As per the document https://www.redhat.com/en/blog/enhance-application-security-fortifysource, I see that D_FORTIFY_SOURCE
provides buffer overflow checks for the following functions: memcpy, mempcpy, memmove, strcpy,memset ...etc And my source code below has the usage of the function strcpy
and i try to compiler my code with -D_FORTIFY_SOURCE=1
where it has no effect in compilation.
test.c:-
// fortify_test.c
#include<stdio.h>
/* Commenting out or not using the string.h header will cause this
* program to use the unprotected strcpy function.
*/
//#include<string.h>
int main(int argc, char **argv) {
char buffer[5];
printf ("Buffer Contains: %s , Size Of Buffer is %d\n",
buffer,sizeof(buffer));
strcpy(buffer,argv[1]);
printf ("Buffer Contains: %s , Size Of Buffer is %d\n",
buffer,sizeof(buffer));
}
Compile command:- gcc -D_FORTIFY_SOURCE=1 -g -O2 test.c -o ftest
I am using checksec
(https://github.com/slimm609/checksec.sh/blob/master/checksec) tool to verify my created binary as follows:
./checksec --file=test
RELRO STACK CANARY NX PIE RPATH RUNPATH Symbols FORTIFY Fortified Fortifiable FILE
Full RELRO Canary found NX enabled PIE enabled No RPATH No RUNPATH 72) Symbols No 0 2 test
Am i missing something here?
When does D_FORTIFY_SOURCE=1
flag gets into effect?
Lets say my source code file dont have any function (memcpy, mempcpy, memmove, memset, strcpy ...etc
) usages and try to compile the code with D_FORTIFY_SOURCE=1
, Does gcc tries to FORTIFY my code?
All fortification logic is implemented in Glibc headers.

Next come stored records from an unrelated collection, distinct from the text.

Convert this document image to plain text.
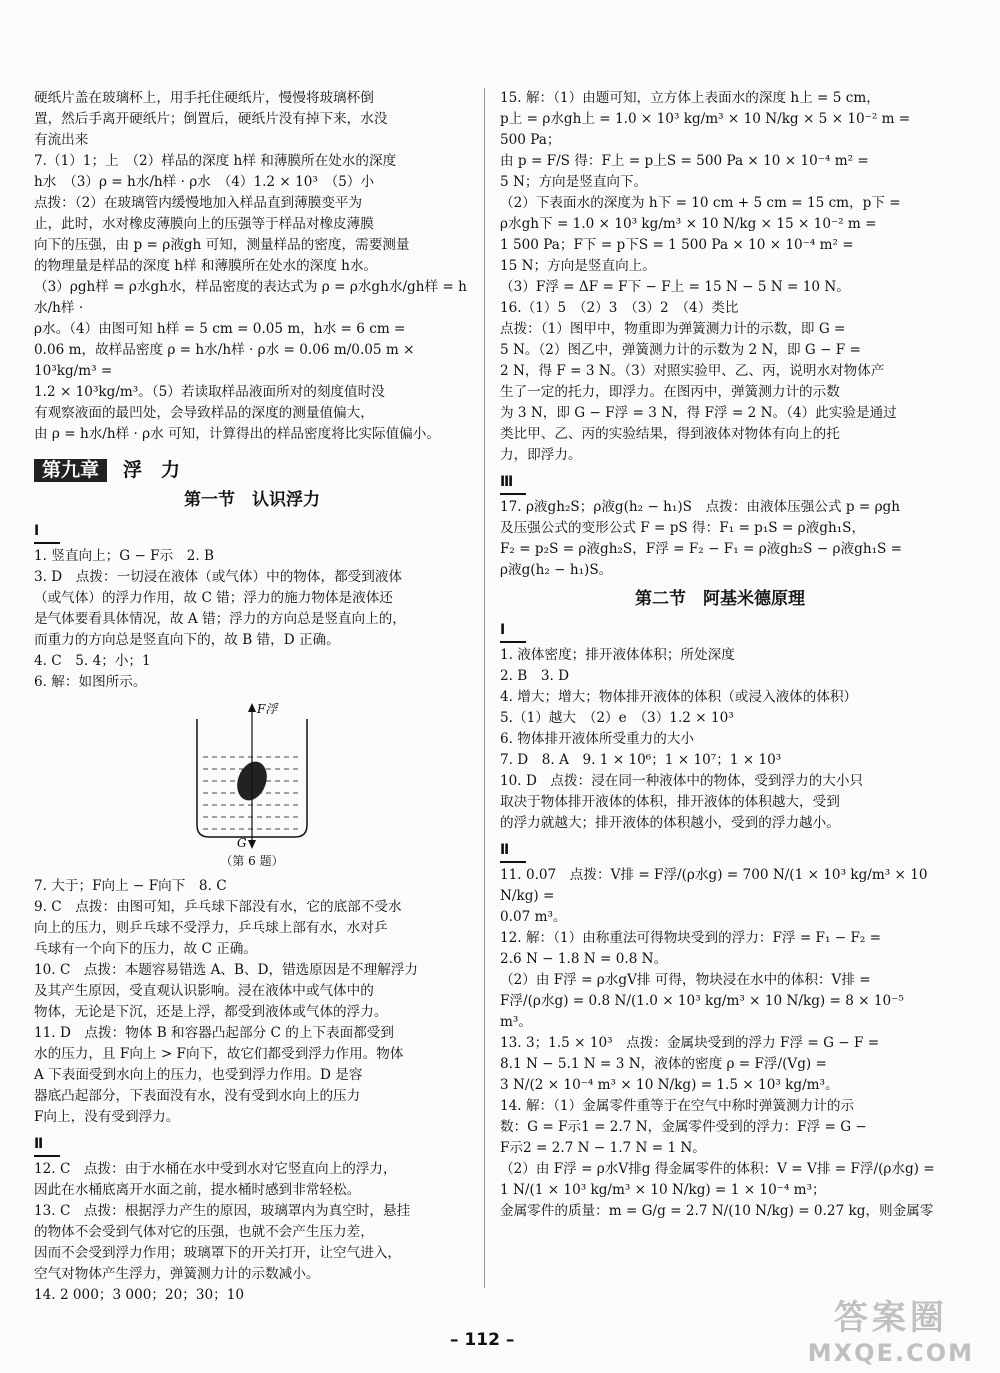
硬纸片盖在玻璃杯上，用手托住硬纸片，慢慢将玻璃杯倒

置，然后手离开硬纸片；倒置后，硬纸片没有掉下来，水没

有流出来

7.（1）1；上　（2）样品的深度 h样 和薄膜所在处水的深度

h水　（3）ρ = h水/h样 · ρ水　（4）1.2 × 10³　（5）小

点拨：（2）在玻璃管内缓慢地加入样品直到薄膜变平为

止，此时，水对橡皮薄膜向上的压强等于样品对橡皮薄膜

向下的压强，由 p = ρ液gh 可知，测量样品的密度，需要测量

的物理量是样品的深度 h样 和薄膜所在处水的深度 h水。

（3）ρgh样 = ρ水gh水，样品密度的表达式为 ρ = ρ水gh水/gh样 = h水/h样 ·

ρ水。（4）由图可知 h样 = 5 cm = 0.05 m，h水 = 6 cm =

0.06 m，故样品密度 ρ = h水/h样 · ρ水 = 0.06 m/0.05 m × 10³kg/m³ =

1.2 × 10³kg/m³。（5）若读取样品液面所对的刻度值时没

有观察液面的最凹处，会导致样品的深度的测量值偏大，

由 ρ = h水/h样 · ρ水 可知，计算得出的样品密度将比实际值偏小。

第九章	浮　力
第一节　认识浮力
Ⅰ

1. 竖直向上；G − F示　2. B

3. D　点拨：一切浸在液体（或气体）中的物体，都受到液体

（或气体）的浮力作用，故 C 错；浮力的施力物体是液体还

是气体要看具体情况，故 A 错；浮力的方向总是竖直向上的，

而重力的方向总是竖直向下的，故 B 错，D 正确。

4. C　5. 4；小；1

6. 解：如图所示。

F浮
G
（第 6 题）

7. 大于；F向上 − F向下　8. C

9. C　点拨：由图可知，乒乓球下部没有水，它的底部不受水

向上的压力，则乒乓球不受浮力，乒乓球上部有水，水对乒

乓球有一个向下的压力，故 C 正确。

10. C　点拨：本题容易错选 A、B、D，错选原因是不理解浮力

及其产生原因，受直观认识影响。浸在液体中或气体中的

物体，无论是下沉，还是上浮，都受到液体或气体的浮力。

11. D　点拨：物体 B 和容器凸起部分 C 的上下表面都受到

水的压力，且 F向上 > F向下，故它们都受到浮力作用。物体

A 下表面受到水向上的压力，也受到浮力作用。D 是容

器底凸起部分，下表面没有水，没有受到水向上的压力

F向上，没有受到浮力。

Ⅱ

12. C　点拨：由于水桶在水中受到水对它竖直向上的浮力，

因此在水桶底离开水面之前，提水桶时感到非常轻松。

13. C　点拨：根据浮力产生的原因，玻璃罩内为真空时，悬挂

的物体不会受到气体对它的压强，也就不会产生压力差，

因而不会受到浮力作用；玻璃罩下的开关打开，让空气进入，

空气对物体产生浮力，弹簧测力计的示数减小。

14. 2 000；3 000；20；30；10

15. 解：（1）由题可知，立方体上表面水的深度 h上 = 5 cm，

p上 = ρ水gh上 = 1.0 × 10³ kg/m³ × 10 N/kg × 5 × 10⁻² m =

500 Pa；

由 p = F/S 得：F上 = p上S = 500 Pa × 10 × 10⁻⁴ m² =

5 N；方向是竖直向下。

（2）下表面水的深度为 h下 = 10 cm + 5 cm = 15 cm，p下 =

ρ水gh下 = 1.0 × 10³ kg/m³ × 10 N/kg × 15 × 10⁻² m =

1 500 Pa；F下 = p下S = 1 500 Pa × 10 × 10⁻⁴ m² =

15 N；方向是竖直向上。

（3）F浮 = ΔF = F下 − F上 = 15 N − 5 N = 10 N。

16.（1）5　（2）3　（3）2　（4）类比

点拨：（1）图甲中，物重即为弹簧测力计的示数，即 G =

5 N。（2）图乙中，弹簧测力计的示数为 2 N，即 G − F =

2 N，得 F = 3 N。（3）对照实验甲、乙、丙，说明水对物体产

生了一定的托力，即浮力。在图丙中，弹簧测力计的示数

为 3 N，即 G − F浮 = 3 N，得 F浮 = 2 N。（4）此实验是通过

类比甲、乙、丙的实验结果，得到液体对物体有向上的托

力，即浮力。

Ⅲ

17. ρ液gh₂S；ρ液g(h₂ − h₁)S　点拨：由液体压强公式 p = ρgh

及压强公式的变形公式 F = pS 得：F₁ = p₁S = ρ液gh₁S，

F₂ = p₂S = ρ液gh₂S，F浮 = F₂ − F₁ = ρ液gh₂S − ρ液gh₁S =

ρ液g(h₂ − h₁)S。

第二节　阿基米德原理
Ⅰ

1. 液体密度；排开液体体积；所处深度

2. B　3. D

4. 增大；增大；物体排开液体的体积（或浸入液体的体积）

5.（1）越大　（2）e　（3）1.2 × 10³

6. 物体排开液体所受重力的大小

7. D　8. A　9. 1 × 10⁶；1 × 10⁷；1 × 10³

10. D　点拨：浸在同一种液体中的物体，受到浮力的大小只

取决于物体排开液体的体积，排开液体的体积越大，受到

的浮力就越大；排开液体的体积越小，受到的浮力越小。

Ⅱ

11. 0.07　点拨：V排 = F浮/(ρ水g) = 700 N/(1 × 10³ kg/m³ × 10 N/kg) =

0.07 m³。

12. 解：（1）由称重法可得物块受到的浮力：F浮 = F₁ − F₂ =

2.6 N − 1.8 N = 0.8 N。

（2）由 F浮 = ρ水gV排 可得，物块浸在水中的体积：V排 =

F浮/(ρ水g) = 0.8 N/(1.0 × 10³ kg/m³ × 10 N/kg) = 8 × 10⁻⁵ m³。

13. 3；1.5 × 10³　点拨：金属块受到的浮力 F浮 = G − F =

8.1 N − 5.1 N = 3 N，液体的密度 ρ = F浮/(Vg) =

3 N/(2 × 10⁻⁴ m³ × 10 N/kg) = 1.5 × 10³ kg/m³。

14. 解：（1）金属零件重等于在空气中称时弹簧测力计的示

数：G = F示1 = 2.7 N，金属零件受到的浮力：F浮 = G −

F示2 = 2.7 N − 1.7 N = 1 N。

（2）由 F浮 = ρ水V排g 得金属零件的体积：V = V排 = F浮/(ρ水g) =

1 N/(1 × 10³ kg/m³ × 10 N/kg) = 1 × 10⁻⁴ m³；

金属零件的质量：m = G/g = 2.7 N/(10 N/kg) = 0.27 kg，则金属零

– 112 –
答案圈
MXQE.COM
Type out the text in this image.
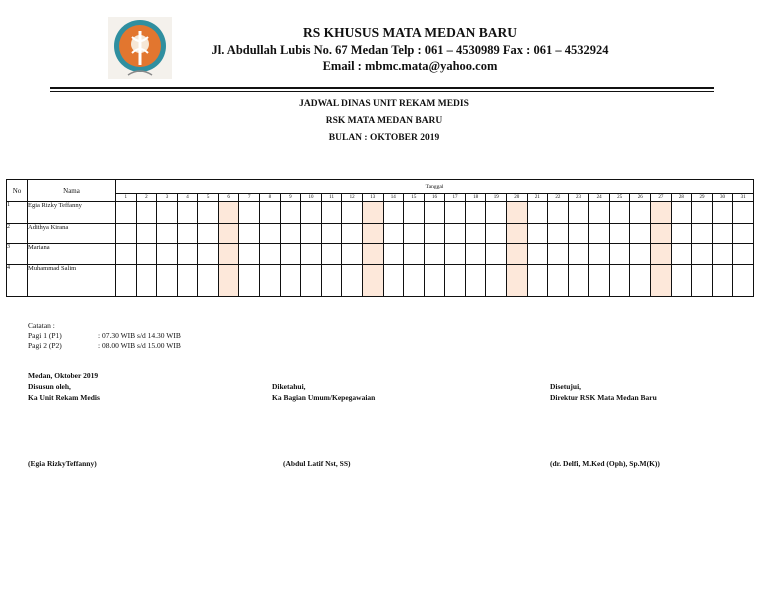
RS KHUSUS MATA MEDAN BARU
Jl. Abdullah Lubis No. 67 Medan Telp : 061 – 4530989 Fax : 061 – 4532924
Email : mbmc.mata@yahoo.com
JADWAL DINAS UNIT REKAM MEDIS
RSK MATA MEDAN BARU
BULAN : OKTOBER 2019
No	Nama	Tanggal																														
		1	2	3	4	5	6	7	8	9	10	11	12	13	14	15	16	17	18	19	20	21	22	23	24	25	26	27	28	29	30	31
1	Egia Rizky Teffanny																															
2	Adithya Kirana																															
3	Mariana																															
4	Muhammad Salim																															
Catatan :
Pagi 1 (P1)	: 07.30 WIB s/d 14.30 WIB
Pagi 2 (P2)	: 08.00 WIB s/d 15.00 WIB
Medan, Oktober 2019
Disusun oleh,
Ka Unit Rekam Medis
Diketahui,
Ka Bagian Umum/Kepegawaian
Disetujui,
Direktur RSK Mata Medan Baru
(Egia RizkyTeffanny)	(Abdul Latif Nst, SS)	(dr. Delfi, M.Ked (Oph), Sp.M(K))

Roughly they contain code which replaces standard APIs (like strcpy
) with their fortified analogs (like __strcpy_chk
):
$ cat /usr/include/string.h
...
#ifdef _FORTIFY_SOURCE
#define strcpy __strcpy_chk
#endif
...
You commented out string.h
so functions that are defined in this header could not be fortified.